Direct Application to Alamogordo City Commissioners Rardin, Burnett, and Hernandez
This ruling has immediate relevance to the ongoing controversy surrounding the Alamogordo City Commission’s handling of Acting City Manager Dr. Stephanie Hernandez.
Timeline Recap:
• On March 10, 2026, after an executive session, the Commission voted 7-0 in open session to direct contract negotiations with Dr. Hernandez for the permanent City Manager position.
• Over the following weeks, a bloc including Commissioners Josh Rardin (Mayor Pro-Tem), Stephen Burnett, and Al Hernandez (along with Baxter Pattillo) reversed course. On April 28, 2026, they voted 4-3 to accept a settlement and effectively end her path to the permanent role, leading to her departure.
• The public has received no detailed explanation for this dramatic reversal despite the earlier unanimous public vote. Multiple executive sessions since March 10 have been used to discuss “limited personnel matters” and potential litigation.
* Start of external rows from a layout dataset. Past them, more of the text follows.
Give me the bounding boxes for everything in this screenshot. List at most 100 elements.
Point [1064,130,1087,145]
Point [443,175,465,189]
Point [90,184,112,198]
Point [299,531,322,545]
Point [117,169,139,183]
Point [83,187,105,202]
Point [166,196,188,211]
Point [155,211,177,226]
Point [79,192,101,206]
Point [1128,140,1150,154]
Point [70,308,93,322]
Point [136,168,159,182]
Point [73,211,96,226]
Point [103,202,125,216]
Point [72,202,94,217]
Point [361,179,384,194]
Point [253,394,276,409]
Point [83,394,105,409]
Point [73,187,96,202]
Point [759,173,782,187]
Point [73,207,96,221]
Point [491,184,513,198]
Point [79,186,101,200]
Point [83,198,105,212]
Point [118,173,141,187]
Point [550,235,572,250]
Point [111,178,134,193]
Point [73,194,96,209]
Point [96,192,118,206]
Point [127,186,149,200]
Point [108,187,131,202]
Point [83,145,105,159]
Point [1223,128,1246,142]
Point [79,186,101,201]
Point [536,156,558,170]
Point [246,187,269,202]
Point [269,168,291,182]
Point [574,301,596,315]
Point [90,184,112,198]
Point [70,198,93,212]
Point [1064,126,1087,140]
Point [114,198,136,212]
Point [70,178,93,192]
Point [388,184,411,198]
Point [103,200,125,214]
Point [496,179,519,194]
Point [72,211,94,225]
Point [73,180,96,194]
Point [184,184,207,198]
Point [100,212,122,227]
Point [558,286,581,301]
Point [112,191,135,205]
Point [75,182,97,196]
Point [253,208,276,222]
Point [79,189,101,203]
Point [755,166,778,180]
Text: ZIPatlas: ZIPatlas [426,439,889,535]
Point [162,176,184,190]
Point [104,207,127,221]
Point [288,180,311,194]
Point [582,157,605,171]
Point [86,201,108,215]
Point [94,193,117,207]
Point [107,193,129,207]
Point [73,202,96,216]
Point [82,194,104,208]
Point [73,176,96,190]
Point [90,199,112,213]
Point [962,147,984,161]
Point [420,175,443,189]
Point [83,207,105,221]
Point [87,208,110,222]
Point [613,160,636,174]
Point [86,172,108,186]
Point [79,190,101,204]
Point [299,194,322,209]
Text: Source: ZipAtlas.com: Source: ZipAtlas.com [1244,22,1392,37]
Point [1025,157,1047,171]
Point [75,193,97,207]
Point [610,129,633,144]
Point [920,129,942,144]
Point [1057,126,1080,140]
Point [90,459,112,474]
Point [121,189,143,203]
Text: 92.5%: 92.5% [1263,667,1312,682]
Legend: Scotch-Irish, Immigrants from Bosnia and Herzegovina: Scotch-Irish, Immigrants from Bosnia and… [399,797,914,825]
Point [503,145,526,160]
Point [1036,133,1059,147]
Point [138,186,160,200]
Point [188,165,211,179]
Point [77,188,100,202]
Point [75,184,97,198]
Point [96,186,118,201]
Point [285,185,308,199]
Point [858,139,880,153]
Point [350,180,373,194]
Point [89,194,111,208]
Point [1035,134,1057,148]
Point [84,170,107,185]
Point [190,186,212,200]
Impact on Notes, Conversations, and Records:
• Any notes, emails, text messages, scoring sheets, interview summaries, or communications created or exchanged by Commissioners Rardin, Burnett, and Al Hernandez related to the city manager search and or to or from any potential city manager— particularly those discussing Dr. Hernandez’s candidacy and an alternative preferred candidate, the initial 7-0 vote, the subsequent reversal, settlement negotiations, or related allegations — are subject to IPRA requests.
• Under the new ruling, the City (and these commissioners) cannot blanket-deny release by labeling everything “personnel matters,” “opinions,” or “privileged.” They must review documents, redact only narrowly exempt opinion portions, and release factual content, timelines, criteria, and communications.
• Personal phones used for city business (a reported issue with some commissioners) do not shield records — if used for official discussions about the hiring, those messages are public records.
• IPRA requests already filed by local media (including 2nd Life Media) for these materials now carry significantly stronger legal weight. Denials can be challenged with this precedent, potentially leading to court-ordered in-camera review and penalties for unreasonable withholding.
The ruling does not open properly conducted executive session discussions themselves (governed by the Open Meetings Act), but it directly attacks the use of broad exemptions to hide resulting records. The unexplained flip from unanimous support to settlement — amid allegations of collusion, past investigations into some of these commissioners, and broader ethics concerns — makes factual documentation of their deliberations even more critical for public accountability.
What This Means Moving Forward
Residents and media should renew or expand IPRA requests specifically citing the May 28 Supreme Court decision, demanding:
• All notes, emails, and communications by Rardin, Burnett, Pottillo and Al Hernandez on the city manager process since March 10.
• Redaction logs for any withheld material.
• Justification tied to the narrow exceptions upheld by the Court.
The City Commission should proactively release non-exempt records to rebuild trust rather than risk court intervention. This ruling sends a clear message statewide: broad secrecy in personnel hiring processes, especially after public votes, invites legitimate scrutiny and is harder to sustain.
This decision is a powerful tool for Alamogordo citizens demanding answers on why a unanimous public commitment to Dr. Hernandez was reversed without explanation. Continued resistance to transparency by the involved commissioners only deepens public distrust.